When Assemblyman Lloyd Levine, D-Van Nuys, decided he was going to carry AB 1634, the mandatory spay-neuter bill for California pets, he met with legislative aide Zak Meyer-Krings, who had agreed to staff the bill. He told his staffer about his own experience staffing animal bills for his former boss, former Assemblyman Ed Vincent.
“I sat him down and said ‘It’s going to be like nothing you’ve ever seen before,'” Levine said.
Levine was right. Meyer-Krings said the bill has taken over his life like no other legislation he’s worked on–and this was after staffing AB 651, the Compassionate Choices Act, for Levine last session.
But some other members and staffers around the Capitol say they wish Levine had sat down with them, as well. They’ve been inundated with phone calls, e-mails and faxes, they say–even if they had little to do with the bill and had decided their vote months ago.
“It’s amazing how motivated people are, both for and against,” said Assemblyman Anthony Adams, R-Hesperia. “I’ve never been lobbied this hard on anything.”
Every year or two, a bill catches the public imagination. Two years ago, it was the gay-marriage bill from Assemblyman Mark Leno, D-San Francisco. But even the public outcry around Leno’s legislation pales in comparison to the reaction to Levine’s bill, many in the Capitol say.
AB 1634 calls for all dogs and cats in California to be spayed or neutered by four months of age, though Levine plans to amend this to six months.
“It certainly is the champion of the fax machine,” said Assemblyman Doug LaMalfa, R-Biggs.
Levine’s staff has joked about buying a fax toner cartridge and a ream of paper for every office in the Capitol, but LaMalfa said his staff reported going through three toner cartridges. He said he made a stack of the for and against faxes and letters to bring as a visual aid to an Appropriations Committee hearing. The against messages were 18 inches high, compared to only 4.5 inches for the support letters. But that was before Levine’s staff brought by a three inch stack of support letters.
Meanwhile, many Democratic offices reported getting similar amounts of correspondence, though most of the people they’re hearing from support the bill. The support side also seems to have most of the A-list talent. Recently retired The Price is Right host Bob Barker stumped for the bill, calling six Democrats in the Assembly who were believed to be on the fence about the bill. Four voted for it.
Comedian Bill Maher recorded an unsolicited video rant in support of the bill. Circulating around on Internet, he calls on parents to forgo showing their kids “the miracle of life” with puppies or kittens and instead “show them the miracle of responsible pet ownership.” People for the Ethical Treatment of Animals has been circulating a support letter signed by 19 celebrities, including Pamela Anderson and William Shatner.

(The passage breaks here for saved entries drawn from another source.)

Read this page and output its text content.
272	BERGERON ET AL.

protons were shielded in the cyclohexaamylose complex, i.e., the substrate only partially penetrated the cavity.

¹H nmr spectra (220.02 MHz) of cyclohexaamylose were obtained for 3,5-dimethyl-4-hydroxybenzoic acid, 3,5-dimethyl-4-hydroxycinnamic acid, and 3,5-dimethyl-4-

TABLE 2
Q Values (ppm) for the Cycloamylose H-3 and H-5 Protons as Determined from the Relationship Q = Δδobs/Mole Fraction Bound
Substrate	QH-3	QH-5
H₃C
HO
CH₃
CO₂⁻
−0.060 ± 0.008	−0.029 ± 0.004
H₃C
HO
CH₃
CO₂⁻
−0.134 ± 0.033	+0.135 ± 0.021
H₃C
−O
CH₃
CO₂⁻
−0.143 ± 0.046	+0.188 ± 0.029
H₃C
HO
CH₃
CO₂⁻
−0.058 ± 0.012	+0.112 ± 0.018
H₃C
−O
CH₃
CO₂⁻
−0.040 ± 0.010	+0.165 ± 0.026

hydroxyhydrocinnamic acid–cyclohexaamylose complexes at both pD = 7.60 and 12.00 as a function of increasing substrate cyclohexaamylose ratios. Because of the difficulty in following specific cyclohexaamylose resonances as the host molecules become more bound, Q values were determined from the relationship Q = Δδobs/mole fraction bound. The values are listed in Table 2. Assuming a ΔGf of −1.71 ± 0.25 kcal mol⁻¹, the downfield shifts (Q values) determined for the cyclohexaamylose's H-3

The oppose side has sparked a good deal of creativity, however. An anonymous 24-line poem circulating around the Capitol complaining the bill would be unenforceable and wishing the bill “a worthy dead end.” Meanwhile, a letter from a “very upset citizen” that found its way into numerous Capitol offices describes–often in all caps–how her dog, Bandit, wakes up each night at 1:17 a.m. in the fear that “goons” are coming.
“Why should Sir Lloyd Levine care at all about my dog’s balls? … My dog’s balls are none of Mr. Levine’s business.”
Just as PETA has been helping coordinate the Yes side, several groups have been coordinating opposition. The American Kennel Club even has a “canine legislation hotline” people can call, and has the bill as one of the top items on their Web site.
Indeed, staffers say, people seem to very aware of where the bill is in the legislative process. Or, as one staffer put it, “I’m not sure the Senate has the full picture of what’s waiting for them.” While the fax efforts mainly have hit Capitol offices, staffers say, the phone calls have focused more on district offices.
Leno said he was happy to give up his title as author of the most controversial bill of the session. Marriage equality is becoming a mainstream idea for many people, he said–and as crazy as mandatory spaying and neutering sounds to some people, Levine’s idea may become mainstream soon, as well. Leno voted for AB 1634.
“Breaking with the status quo is always going to be controversial, no matter what the area is,” Leno said.
One staffer expressed that gay marriage and mandatory spay-neuter both caught the public’s eye because both play into the changing concept of the American family. As people live longer and marry later, a growing number of people see their pets as their kids.
Adams said that his American family has been taken over by the bill. His wife, Deanna, trains dogs for agility contests and has been very involved in shelter issues. While he opposes the bill, he said he would support targeted efforts to reduce the “recidivism” rate in shelters. The percentage of dogs that come back to shelters after being adopted is similar to the number of California prisoners who end up back in jail, he said.
Despite his warnings to his staff, Levine said he was caught off guard by the huge response to the bill. While he appreciates people’s interest, Levine lamented that people don’t get as excited about health care and other important issues.
In the meantime, he said he’s been getting a quite a bit of ribbing over how his legislation has taken over the Capitol.
“In general, the joking about the bill has been good-natured,” Levine said.